Après les bombardements, l’oubli. Un mois après la «guerre des douze jours», que deviennent les Iraniens ? Si la célèbre maison d’arrêt d’Evine a été partiellement détruite – occasionnant un grand nombre de victimes –, c’est tout le pays qui vit maintenant dans une prison à ciel ouvert. Comme tous les régimes moribonds, celui des mollahs s’en prend aux victimes qu’il lui reste. Le degré d’information des Israéliens dans la guerre qui s’est déroulée du 13 au 24 juin a prouvé qu’ils étaient très bien informés. Le régime se sait gangrené de l’intérieur et frappe à tout-va.
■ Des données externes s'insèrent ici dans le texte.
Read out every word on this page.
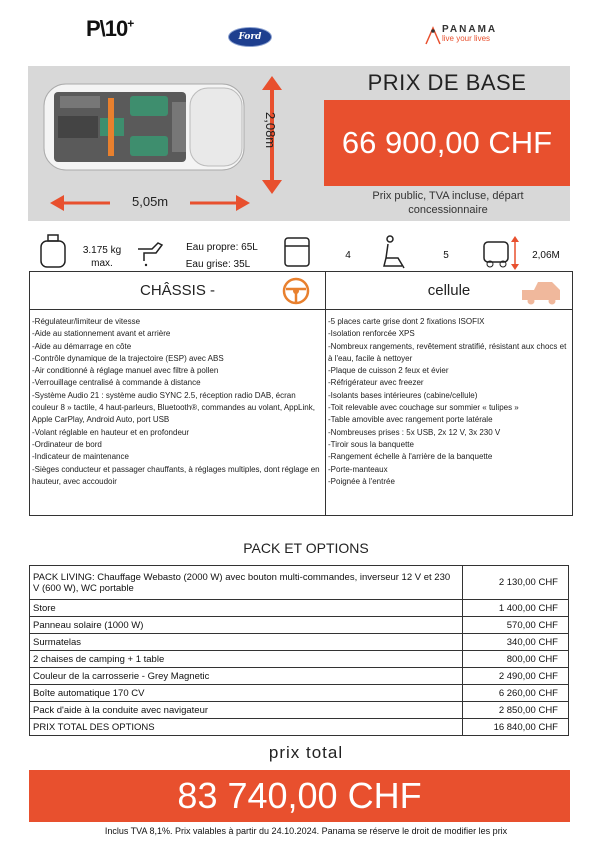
P\10+
Ford
PANAMA
live your lives
2,08m
5,05m
PRIX DE BASE
66 900,00 CHF
Prix public, TVA incluse, départ concessionnaire
3.175 kg max.
Eau propre: 65L
Eau grise: 35L
4	5	2,06M
CHÂSSIS -	cellule
-Régulateur/limiteur de vitesse
-Aide au stationnement avant et arrière
-Aide au démarrage en côte
-Contrôle dynamique de la trajectoire (ESP) avec ABS
-Air conditionné à réglage manuel avec filtre à pollen
-Verrouillage centralisé à commande à distance
-Système Audio 21 : système audio SYNC 2.5, réception radio DAB, écran couleur 8 » tactile, 4 haut-parleurs, Bluetooth®, commandes au volant, AppLink, Apple CarPlay, Android Auto, port USB
-Volant réglable en hauteur et en profondeur
-Ordinateur de bord
-Indicateur de maintenance
-Sièges conducteur et passager chauffants, à réglages multiples, dont réglage en hauteur, avec accoudoir
-5 places carte grise dont 2 fixations ISOFIX
-Isolation renforcée XPS
-Nombreux rangements, revêtement stratifié, résistant aux chocs et à l'eau, facile à nettoyer
-Plaque de cuisson 2 feux et évier
-Réfrigérateur avec freezer
-Isolants bases intérieures (cabine/cellule)
-Toit relevable avec couchage sur sommier « tulipes »
-Table amovible avec rangement porte latérale
-Nombreuses prises : 5x USB, 2x 12 V, 3x 230 V
-Tiroir sous la banquette
-Rangement échelle à l'arrière de la banquette
-Porte-manteaux
-Poignée à l'entrée
PACK ET OPTIONS
PACK LIVING: Chauffage Webasto (2000 W) avec bouton multi-commandes, inverseur 12 V et 230 V (600 W), WC portable	2 130,00 CHF
Store	1 400,00 CHF
Panneau solaire (1000 W)	570,00 CHF
Surmatelas	340,00 CHF
2 chaises de camping + 1 table	800,00 CHF
Couleur de la carrosserie - Grey Magnetic	2 490,00 CHF
Boîte automatique 170 CV	6 260,00 CHF
Pack d'aide à la conduite avec navigateur	2 850,00 CHF
PRIX TOTAL DES OPTIONS	16 840,00 CHF
prix total
83 740,00 CHF
Inclus TVA 8,1%. Prix valables à partir du 24.10.2024. Panama se réserve le droit de modifier les prix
Les pendaisons pour «espionnage au profit d’Israël» s’enchaînent à un rythme terrifiant tout comme les arrestations pour «collaboration avec l’ennemi». Il en faut peu pour se retrouver dans les geôles.
Un jeune Franco-Allemand, Lennart Monterlos, en a fait les frais, même si on ne sait toujours pas très bien de quoi le régime l’accuse. Les Français Cécile Kohler et Jacques Paris, retenus depuis mai 2022, ont été eux aussi inculpés d’espionnage. Après avoir caressé l’idée d’un changement de régime, Donald Trump semble avoir oublié l’Iran et tous les activistes iraniens risquent la mort. Le rappeur Toomaj Salehi, le journaliste Hossein Ronaghi, la militante kurde Pakhshan Azizi, la prix Nobel de la paix Narges Mohammadi sont quelques-unes des figures sur lesquelles s’acharne le régime d’Ali Khamenei. Derrière le discours anti-«espions», la république islamique tente de raviver le nationalisme. En attribuant par exemple tous les maux de la société aux Afghans, qui représentent depuis des décennies une importante communauté d’immigrés en Iran, déconsidérés et maltraités. Les discriminations ont changé d’ampleur : Téhéran organise des retours massifs vers l’Afghanistan.
Sur le front nucléaire, qu’a réglé la guerre ? Pas grand-chose. L’Iran a rompu avec l’Agence internationale de l’énergie atomique. On ne sait pas ce qu’est devenu son stock important d’uranium enrichi. Les négociations sur le sujet avec Européens et Américains sont au point mort alors que Téhéran ne cesse de réitérer son droit à l’enrichissement de l’uranium. Comme le montrent les témoignages que Libé a recueillis sur place, les Iraniens vivent dans la peur que les hostilités reprennent à tout moment. Il est à craindre que la suite leur donne raison, à moins que la diplomatie ne réussisse à rouvrir l’espace de discussion que les bombes ont annihilé.